Sarah L. Perry, chemical engineering, and Maria M. Santore, polymer science and engineering, say coacervates are well known to scientists, but that it is not well known how extensively they can be modified for new uses. They also say there are no systematic and comprehensive rules for building these materials, so they will create these so-called rules of thumb for other researchers to follow.
Perry says coacervates have been around for decades, but there hasn’t been a concentrated effort to discover a wider range of applications. She says scientists tend to create these materials for a specific use but haven’t explored how complex or how sophisticated they can be.
“We expect the complexation of nanoparticles and microparticles with polymers will broaden the mechanisms involved in coacervate formation, enabling the creation of entirely new materials,” Santore says. “Particle-containing coacervates have the potential to radically advance a range of fields from coatings to vaccine formulation. We’re excited to learn the range of particles that can be incorporated in coacervates.”

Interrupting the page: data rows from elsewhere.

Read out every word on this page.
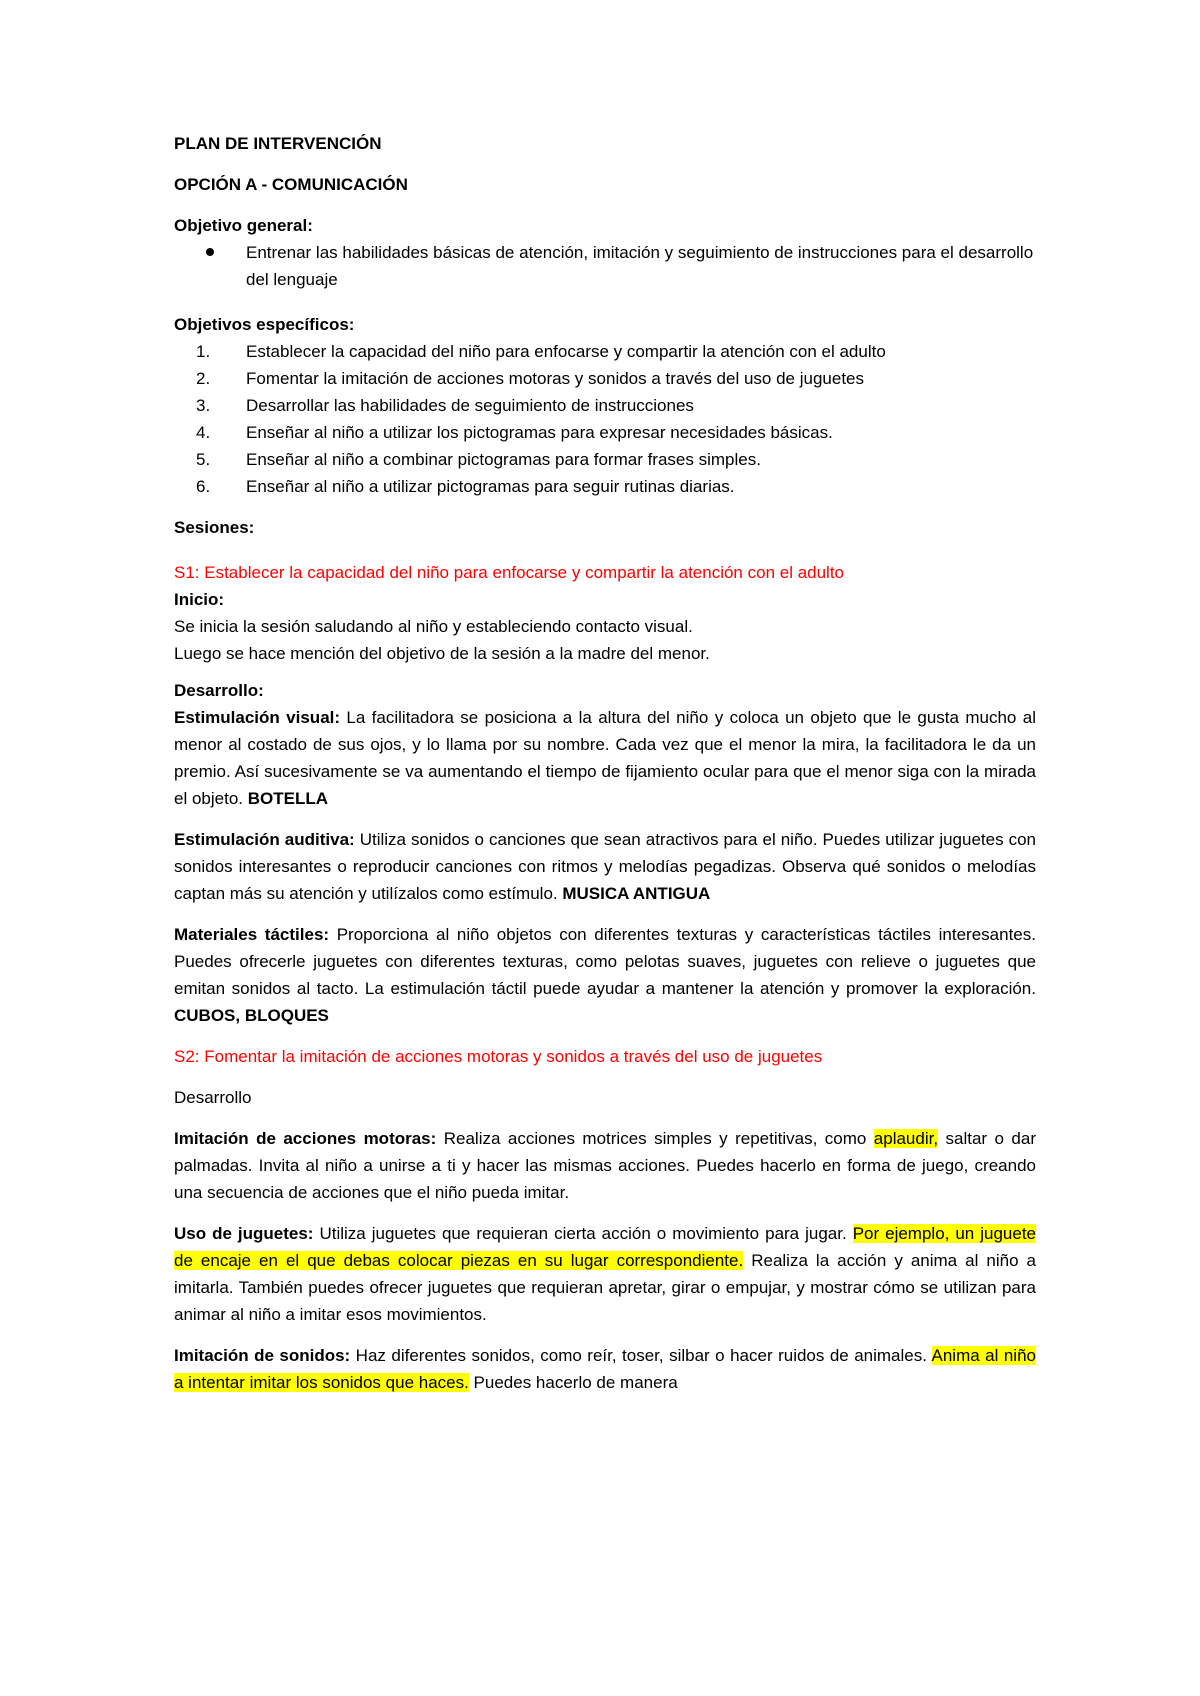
PLAN DE INTERVENCIÓN

OPCIÓN A - COMUNICACIÓN

Objetivo general:

Entrenar las habilidades básicas de atención, imitación y seguimiento de instrucciones para el desarrollo del lenguaje

Objetivos específicos:

1.	Establecer la capacidad del niño para enfocarse y compartir la atención con el adulto
2.	Fomentar la imitación de acciones motoras y sonidos a través del uso de juguetes
3.	Desarrollar las habilidades de seguimiento de instrucciones
4.	Enseñar al niño a utilizar los pictogramas para expresar necesidades básicas.
5.	Enseñar al niño a combinar pictogramas para formar frases simples.
6.	Enseñar al niño a utilizar pictogramas para seguir rutinas diarias.

Sesiones:

S1: Establecer la capacidad del niño para enfocarse y compartir la atención con el adulto

Inicio:

Se inicia la sesión saludando al niño y estableciendo contacto visual.

Luego se hace mención del objetivo de la sesión a la madre del menor.

Desarrollo:

Estimulación visual: La facilitadora se posiciona a la altura del niño y coloca un objeto que le gusta mucho al menor al costado de sus ojos, y lo llama por su nombre. Cada vez que el menor la mira, la facilitadora le da un premio. Así sucesivamente se va aumentando el tiempo de fijamiento ocular para que el menor siga con la mirada el objeto. BOTELLA

Estimulación auditiva: Utiliza sonidos o canciones que sean atractivos para el niño. Puedes utilizar juguetes con sonidos interesantes o reproducir canciones con ritmos y melodías pegadizas. Observa qué sonidos o melodías captan más su atención y utilízalos como estímulo. MUSICA ANTIGUA

Materiales táctiles: Proporciona al niño objetos con diferentes texturas y características táctiles interesantes. Puedes ofrecerle juguetes con diferentes texturas, como pelotas suaves, juguetes con relieve o juguetes que emitan sonidos al tacto. La estimulación táctil puede ayudar a mantener la atención y promover la exploración. CUBOS, BLOQUES

S2: Fomentar la imitación de acciones motoras y sonidos a través del uso de juguetes

Desarrollo

Imitación de acciones motoras: Realiza acciones motrices simples y repetitivas, como aplaudir, saltar o dar palmadas. Invita al niño a unirse a ti y hacer las mismas acciones. Puedes hacerlo en forma de juego, creando una secuencia de acciones que el niño pueda imitar.

Uso de juguetes: Utiliza juguetes que requieran cierta acción o movimiento para jugar. Por ejemplo, un juguete de encaje en el que debas colocar piezas en su lugar correspondiente. Realiza la acción y anima al niño a imitarla. También puedes ofrecer juguetes que requieran apretar, girar o empujar, y mostrar cómo se utilizan para animar al niño a imitar esos movimientos.

Imitación de sonidos: Haz diferentes sonidos, como reír, toser, silbar o hacer ruidos de animales. Anima al niño a intentar imitar los sonidos que haces. Puedes hacerlo de manera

Coacervates, complexes of oppositely charged polymers that have separated into two liquid phases due to electrostatic forces, are commonly used in coatings, adhesives, pharmaceuticals and cosmetics. In food products they are used to encapsulate flavors and additives, and as a way of controlling the ‘feel’ of the product. They are also found in nature where underwater animals use them to make natural adhesives.
Santore says a key element of this research is that they will be working with environmentally friendly, water-based systems. This has implications for food and medical industries where the delivery of specific nanoparticle materials, including drugs, would be possible. Some nanoparticles can also be used for diagnostic purposes.
“Our goal of developing a robust and universal framework for designing coacervates containing particles ranging in size from single molecules to living cells represents a grand challenge in materials science. The complexity of these systems is precisely why our kind of collaborative efforts are so critical,” says Perry.
Santore and Perry say they plan to build new types of the polymers using different sizes and shapes of nanoparticles and different lengths of polymer strands. They will also look at where the solid particle is placed on the polymer chain affects its structure and function.